The peon shook his head.
“My father has never been to it. He was not interested in it, caring not for wealth for himself. Father, bring forth the tale written in our ancient language which you alone of living Mayas can read.”
From within his loin-cloth the old man drew forth a dirty and much-frayed canvas bag. Out of this he pulled what looked like a snarl of knotted strings. But the strings were twisted sennit of some fibrous forest bark, so ancient that they threatened to crumble as he handled them, while from under the touch and manipulation of his fingers a fine powder of decay arose. Muttering and mumbling prayers in the ancient Maya tongue, he held up the snarl of knots, and bowed reverently before it ere he shook it out.
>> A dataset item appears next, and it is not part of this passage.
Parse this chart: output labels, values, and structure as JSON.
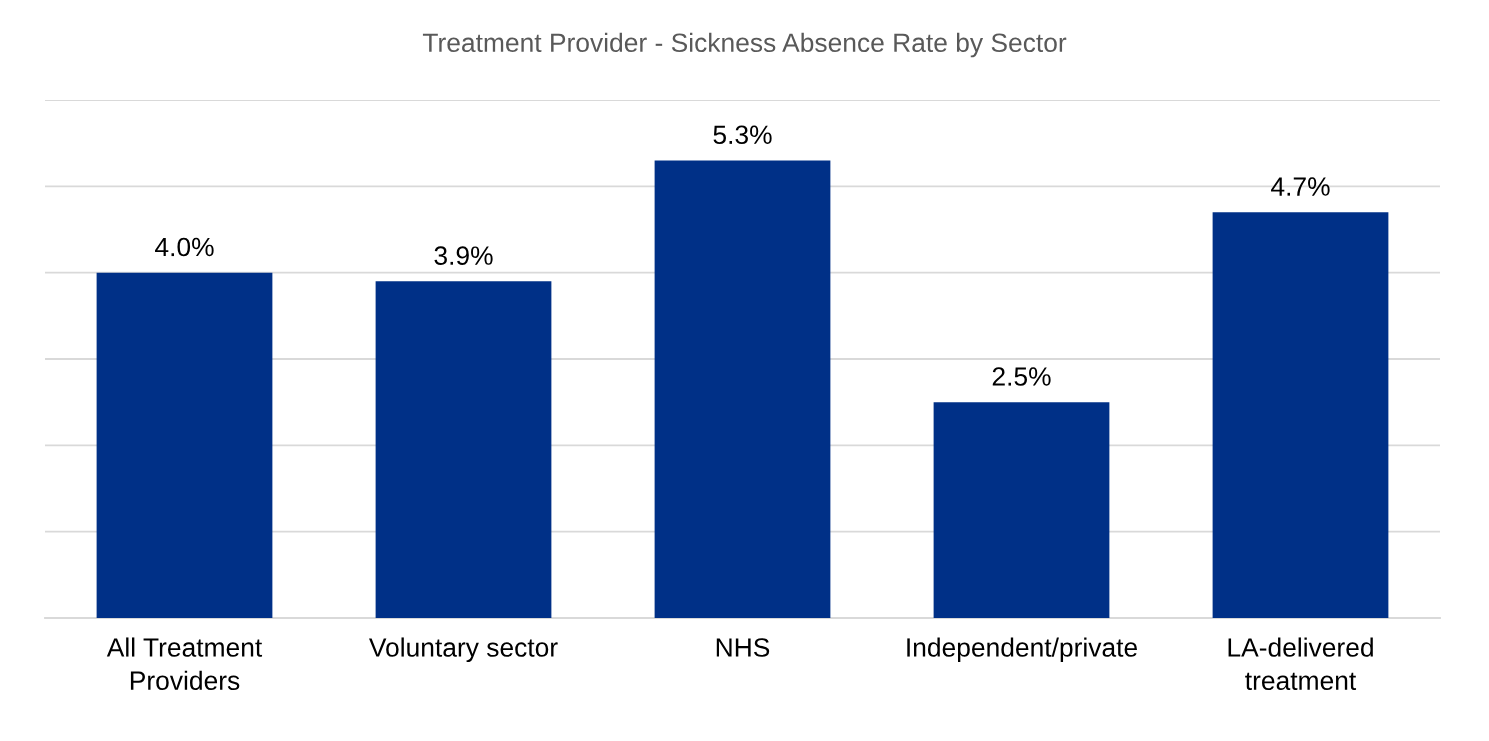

“The knot-writing, the lost written language of the Mayas,” Henry breathed softly. “This is the real thing, if only the old geezer hasn’t forgotten how to read it.”
All heads bent curiously toward it as it was handed to Francis. It was in the form of a crude tassel, composed of many thin, long strings. Not alone were the knots, and various kinds of knots, tied at irregular intervals in the strings, but the strings themselves were of varying lengths and diameters. He ran them through his fingers, mumbling and muttering.
“He reads!” cried the peon triumphantly. “All our old language is there in those knots, and he reads them as any man may read a book.”
Bending closer to observe, Francis and Leoncia’s hair touched, and, in the thrill of the immediately broken contact, their eyes met, producing the second thrill as they separated. But Henry, all eagerness, did not observe. He had eyes only for the mystic tassel.
“What d’you say, Francis?” he murmured. “It’s big! It’s big!”
“But New York is beginning to call,” Francis demurred. “Oh, not its people and its fun, but its business,” he added hastily, as he sensed Leoncia’s unuttered reproach and hurt. “Don’t forget, I’m mixed up in Tampico Petroleum and the stock market, and I hate to think how many millions are involved.”
“Hell’s bells!” Henry ejaculated. “The Maya treasure, if a tithe of what they say about its immensity be true, could be cut three ways between Enrico, you and me, and make each of us richer than you are now.”
Still Francis was undecided, and, while Enrico expanded on the authenticity of the treasure, Leoncia managed to query in an undertone in Francis’ ear:
“Have you so soon tired of … of treasure-hunting?”
He looked at her keenly, and down at her engagement ring, as he answered in the same low tones:
“How can I stay longer in this country, loving you as I do, while you love Henry?”
It was the first time he had openly avowed his love, and Leoncia knew the swift surge of joy, followed by the no less swift surge of mantling shame that she, a woman who had always esteemed herself good, could love two men at the same time. She glanced at Henry, as if to verify her heart, and her heart answered yes. As truly did she love Henry as she did Francis, and the emotion seemed similar where the two were similar, different where they were different.
“I’m afraid I’ll have to connect up with the Angelique, most likely at Bocas del Toro, and get away,” Francis told Henry. “You and Enrico can find the treasure and split it two ways.”
But the peon, having heard, broke into quick speech with his father, and, next, with Henry.
“You hear what he says, Francis,” the latter said, holding up the sacred tassel. “You’ve got to go with us. It is you he feels grateful to for his son. He isn’t giving the treasure to us, but to you. And if you don’t go, he won’t read a knot of the writing.”
But it was Leoncia, looking at Francis with quiet wistfulness of pleading, seeming all but to say, “Please, for my sake,” who really caused Francis to reverse his decision.